Blog von Äbtissin Christiana Reemts

Der Spätsommer ist in diesem Jahr am Niederrhein berauschend schön. Es hat in den vergangenen Wochen viel geregnet und die Natur ist grüner und üppiger als in den vergangenen Jahren. Jetzt scheint die Sonne und das Grün der Wiesen ist so strahlend, dass es fast weh tut. Vor allem aber hat sich die Bruchlandschaft mit ihren kleinen Flüssen, Mooren, Seen und Tümpeln von der Trockenheit der vergangenen Jahre erholt, überall glitzert Wasser. Ich fahre viel mit dem Rad, gerne auch allein und tue nichts als schauen.
 
Bei Lesen neuerer Literatur stelle ich fest, dass manche Fragen fast nicht mehr thematisiert werden. Die Frage nach Gott z.B. kommt selten vor - es gibt Ausnahmen! - selbst dann nicht, wenn absolute Grenzsituationen beschrieben werden, man ist weder Glaubender noch Atheist, sondern stellt die Gottesfrage schlicht und einfach nicht mehr.  Im sexuellen Bereich kommt die Frage nach richtig oder falsch nicht mehr vor, "anything goes", der ganze Bereich scheint völlig aus einer ethischen Beurteilung herauszufallen. Ähnliches gilt für Sterbehilfe oder Suizid. Beschrieben wird höchstens, was das mit den Beteiligten „macht“.
 
Sehr oft findet man das Phänomen, dass Menschen, die schon jahrelang mit ihrem Partner zusammengelebt haben, heiraten und nach wenigen Wochen oder Monaten feststellen: Das geht gar nicht, so kann ich nicht leben. Dasselbe gibt es im Kloster: Jemand kennt eine Gemeinschaft gut, hat schon länger mitgelebt, bekommt  aber kurz nach dem Eintritt de Panik und will nur noch weg. So verschieden die Gründe im Einzelnen sein mögen, gemeinsam scheint mir zu sein, dass es für Menschen heute schwer ist, sich selbst als Teil einer Gemeinschaft zu sehen, sei es einer Ehe oder einer anderen Gemeinschaft, das vorherrschende Gefühl ist: Ich bin gefangen, ich bin nicht mehr ich, ich will weg. Selbst im Beruf wollen sich viele nicht mehr binden, weder an den Beruf selbst und schon gar nicht an einen Arbeitgeber.

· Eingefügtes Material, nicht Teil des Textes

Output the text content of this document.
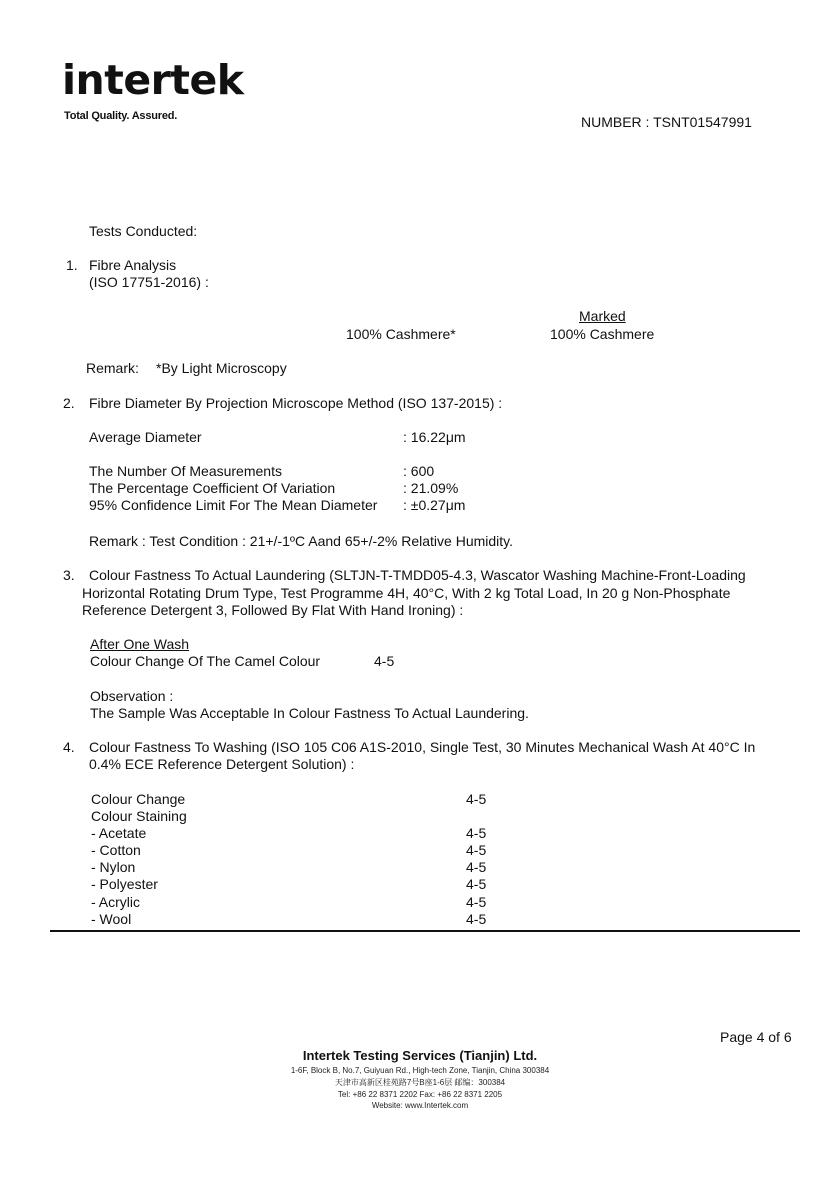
intertek
Total Quality. Assured.	NUMBER : TSNT01547991
Tests Conducted:
1. Fibre Analysis
(ISO 17751-2016) :
Marked
100% Cashmere*	100% Cashmere
Remark: *By Light Microscopy
2. Fibre Diameter By Projection Microscope Method (ISO 137-2015) :
Average Diameter	: 16.22μm
The Number Of Measurements	: 600
The Percentage Coefficient Of Variation	: 21.09%
95% Confidence Limit For The Mean Diameter : ±0.27μm
Remark : Test Condition : 21+/-1ºC Aand 65+/-2% Relative Humidity.
3. Colour Fastness To Actual Laundering (SLTJN-T-TMDD05-4.3, Wascator Washing Machine-Front-Loading
Horizontal Rotating Drum Type, Test Programme 4H, 40°C, With 2 kg Total Load, In 20 g Non-Phosphate
Reference Detergent 3, Followed By Flat With Hand Ironing) :
After One Wash
Colour Change Of The Camel Colour	4-5
Observation :
The Sample Was Acceptable In Colour Fastness To Actual Laundering.
4. Colour Fastness To Washing (ISO 105 C06 A1S-2010, Single Test, 30 Minutes Mechanical Wash At 40°C In
0.4% ECE Reference Detergent Solution) :
Colour Change	4-5
Colour Staining
- Acetate	4-5
- Cotton	4-5
- Nylon	4-5
- Polyester	4-5
- Acrylic	4-5
- Wool	4-5
Page 4 of 6
Intertek Testing Services (Tianjin) Ltd.
1-6F, Block B, No.7, Guiyuan Rd., High-tech Zone, Tianjin, China 300384
天津市高新区桂苑路7号B座1-6层 邮编：300384
Tel: +86 22 8371 2202 Fax: +86 22 8371 2205
Website: www.Intertek.com
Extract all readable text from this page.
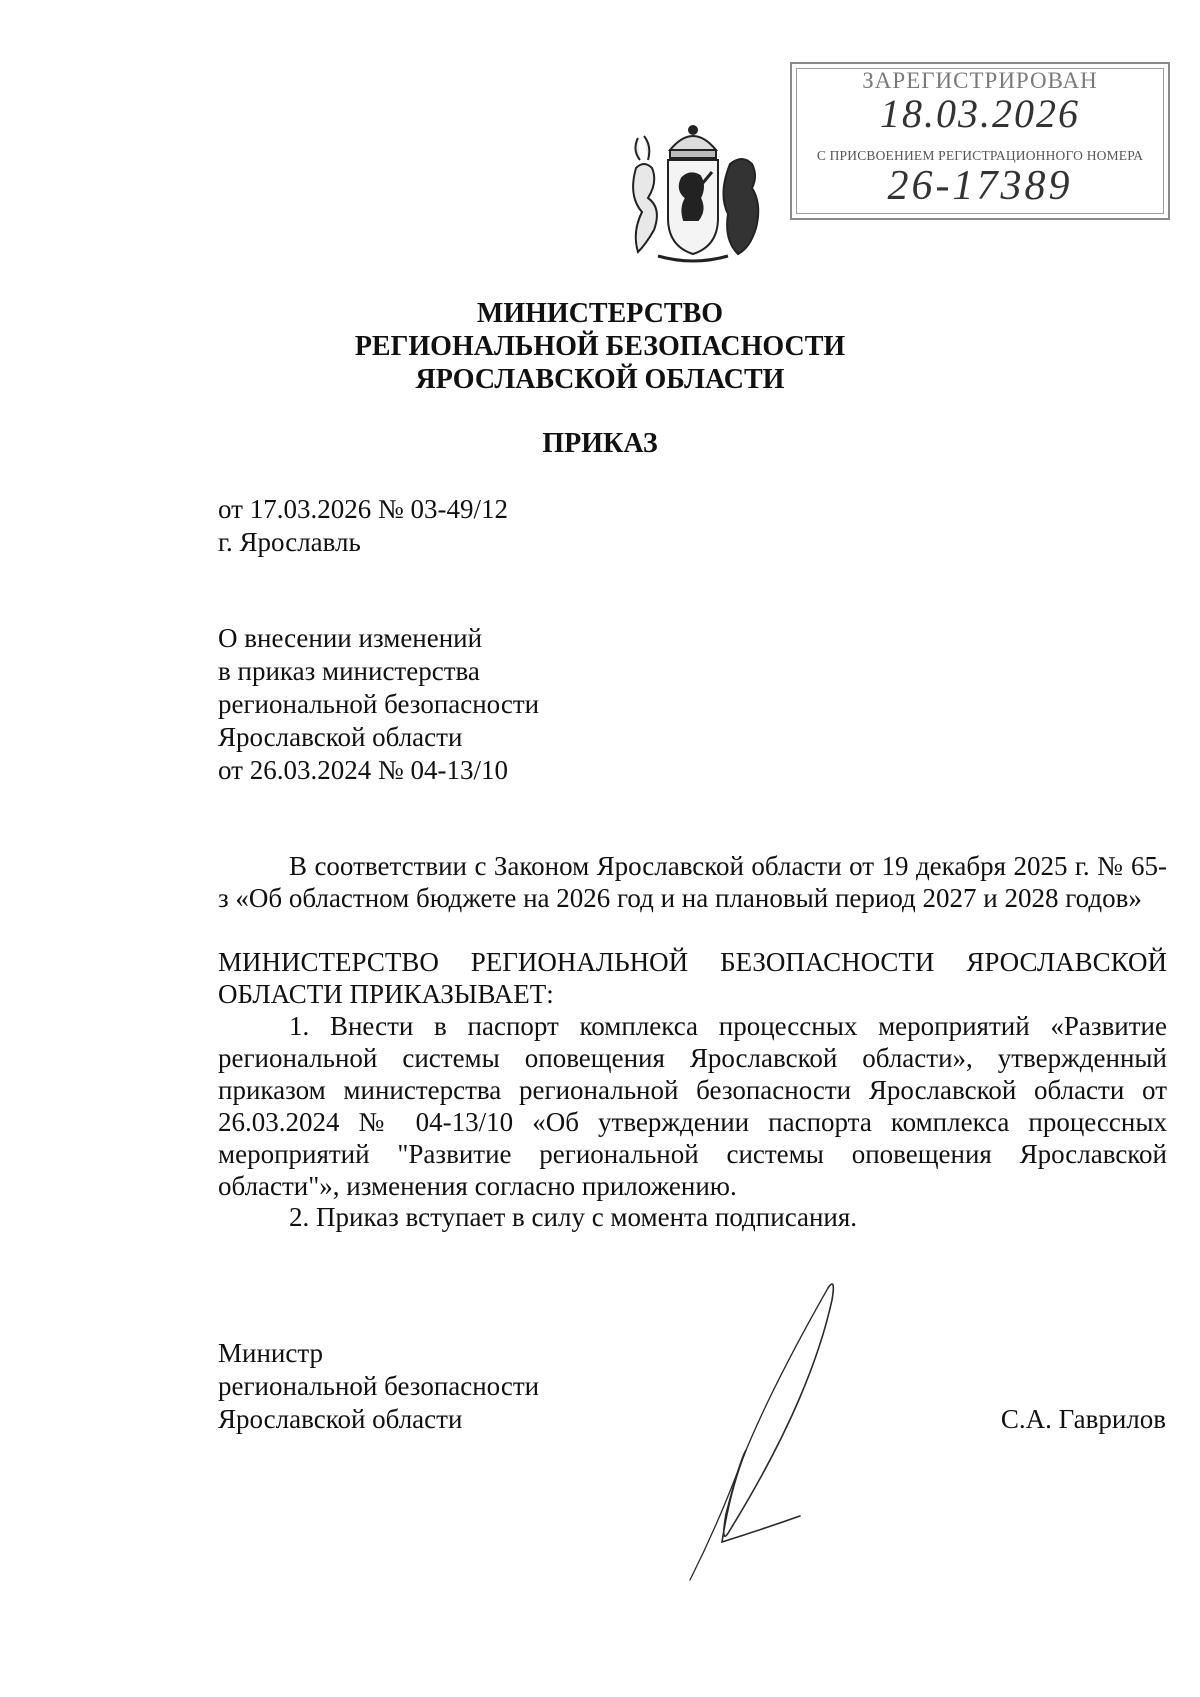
ЗАРЕГИСТРИРОВАН
18.03.2026
С ПРИСВОЕНИЕМ РЕГИСТРАЦИОННОГО НОМЕРА
26-17389
МИНИСТЕРСТВО
РЕГИОНАЛЬНОЙ БЕЗОПАСНОСТИ
ЯРОСЛАВСКОЙ ОБЛАСТИ
ПРИКАЗ
от 17.03.2026 № 03-49/12
г. Ярославль
О внесении изменений
в приказ министерства
региональной безопасности
Ярославской области
от 26.03.2024 № 04-13/10
В соответствии с Законом Ярославской области от 19 декабря 2025 г. № 65-з «Об областном бюджете на 2026 год и на плановый период 2027 и 2028 годов»
МИНИСТЕРСТВО РЕГИОНАЛЬНОЙ БЕЗОПАСНОСТИ ЯРОСЛАВСКОЙ ОБЛАСТИ ПРИКАЗЫВАЕТ:
1. Внести в паспорт комплекса процессных мероприятий «Развитие региональной системы оповещения Ярославской области», утвержденный приказом министерства региональной безопасности Ярославской области от 26.03.2024 № 04-13/10 «Об утверждении паспорта комплекса процессных мероприятий "Развитие региональной системы оповещения Ярославской области"», изменения согласно приложению.
2. Приказ вступает в силу с момента подписания.
Министр
региональной безопасности
Ярославской области	С.А. Гаврилов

Auf der einen Seite finde ich es gut und richtig, dass Menschen nicht Jahrzehnte im falschen Leben bleiben, auf der anderen Seite erlebe ich auch, dass nur diejenigen auf Dauer glücklich sind, denen es gelingt, ihr Leben zu einer Einheit zu formen.
 
Regelmäßige Ferien sind eine Einrichtungen in unserem Kloster, die ich nur halb akzeptiere und im Grunde für unmonastisch halte. Ich glaube,  Mönche des Antike und des Mittelalters würden sehr verständnislos auf Nonnen im Urlaub schauen. Warum ich als Äbtissin nichts tue, um etwas zu ändern, was ich für problematisch halte? Ich antworte mit den Worten, die der heilige Benedikt in Bezug auf den Weingenuss schreibt: „Zwar lesen wir, Wein passe überhaupt nicht für Mönche. Aber weil sich die Mönche heutzutage davon nicht überzeugen lassen, sollten wir uns wenigstens darauf einigen, nicht bis zum Übermaß zu trinken, sondern weniger.“ - Menschen heutzutage lassen sich nicht davon überzeugen, dass Urlaub kein Menschenrecht ist. Ich glaube im Übrigen durchaus, dass wir in Mariendonk die Erholung nötig haben. Der Fehler liegt meines Erachtens früher, er liegt darin, dass die moderne Gesellschaft uns auch im Kloster kaum noch erlaubt, ein wirklich ausgewogenes Leben zu führen.
 
Morgen beginnen unsere Klosterferien. Ich freue mich auf die freie Zeit und werde viel Lesen, Wandern und Rad fahren. Weitere Touren werde ich nicht unternehmen, die im Auto oder Zug verbrachte Zeit kommt mir sinnlos vertan vor, wenn es keinen ganz dringenden Grund gibt, irgendwohin zu fahren. Ich kann aber gut akzeptieren, wenn viele Mitschwestern das anders sehen.